Two candidates seek chief public defender position for Orange and Chatham counties

Kellie Mannette and Woodrena Baker-Harrell are the two attorneys in the running for vying for the position of chief public defender in the Orange and Chatham judicial district. Photo courtesy of Kellie Mannette and Woodrena Baker-Harrell.
Buy Photos Kellie Mannette and Woodrena Baker-Harrell are the two attorneys in the running for vying for the position of chief public defender in the Orange and Chatham judicial district. Photo courtesy of Kellie Mannette and Woodrena Baker-Harrell.

Two attorneys are vying for the position of chief public defender in the Orange and Chatham judicial district. The position was left vacant after the former chief public defender, Susan Seahorn, retired in late 2020. 

The two attorneys in the running are Woodrena Baker-Harrell and Kellie Mannette. 

A chief public defender runs and maintains the public defender's office.
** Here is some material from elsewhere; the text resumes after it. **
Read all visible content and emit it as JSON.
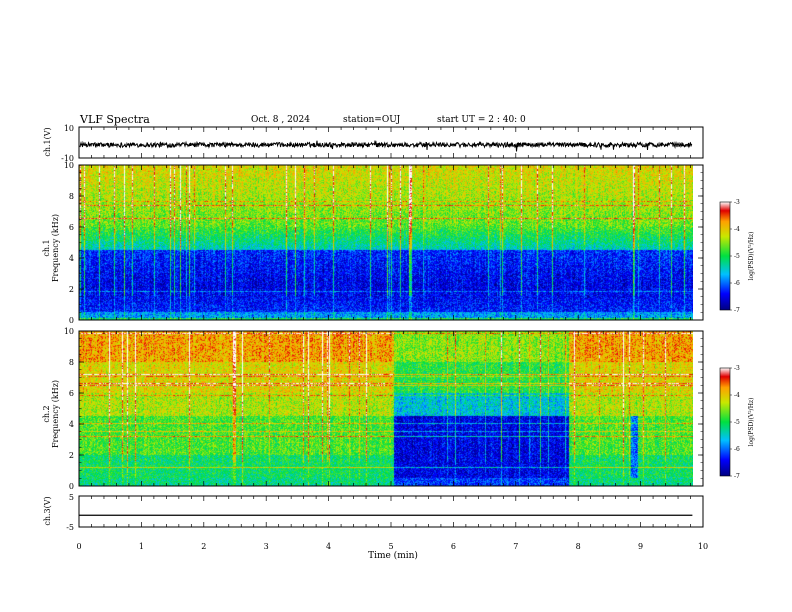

They create policies and work on issues such as the disparate impact of court fees, pretrial reform and racial equity, Caitlin Fenhagen, criminal justice resource director for Orange County, said.

“The chief public defender has a higher duty, and that is to make sure that at every decision-making stage in the criminal justice system that the interests and needs of indigent clients that they represent are being considered,” Fenhagen said.

An advisory vote was held among lawyers in the district on who they’d prefer for the position. Baker-Harrell received 85 votes, while Mannette received 67 votes. 

But the chief public defender is not an elected position. Senior Resident Superior Court Judge Allen Baddour will ultimately make the decision, and he is not required to follow the vote. 

Baker-Harrell has been serving as the interim chief public defender since Dec. 1, 2020. She said her main focus, should she get the position, would be to continue operating with precautions due to the pandemic. 

“Because of COVID, I think primarily my main focus is still to offer legal services but also make sure that we protect our clients and also protect other attorneys and staff members in the office,” she said.

Currently, clients aren’t being brought to court unless their case will be resolved. The district has also made tablets available at sites in each county for clients who don’t have internet access, Baker-Harrell said.

Another one of Baker-Harrell’s priorities would be making the office “client-focused.” For example, she would push for using funds to have an in-house interpreter for clients who don’t speak English, she said. 

“When I say I believe in the Constitution, I want to continue to fight to make that Constitution make our legal system work fairly for everyone regardless of their skin color, their gender, sexual orientation, gender orientation, all of that,” Baker-Harrell said.

Mannette’s priorities would focus on supporting the attorneys in the office and addressing the issue of racial equity. One way Mannette would approach this would be requiring potential jurors to watch a video on implicit bias. 

“Racial equity in the criminal justice system is by far, I think, the thing that needs the most focus,” she said. 

As for why Mannette wants the position, she addressed the importance of working within the community.

“I want to see us at the forefront of this work,” she said. “I want to see us using what we’ve learned and what social science has put out and what we’ve seen to create a better community."

Fenhagen said the position should be filled by the beginning of March.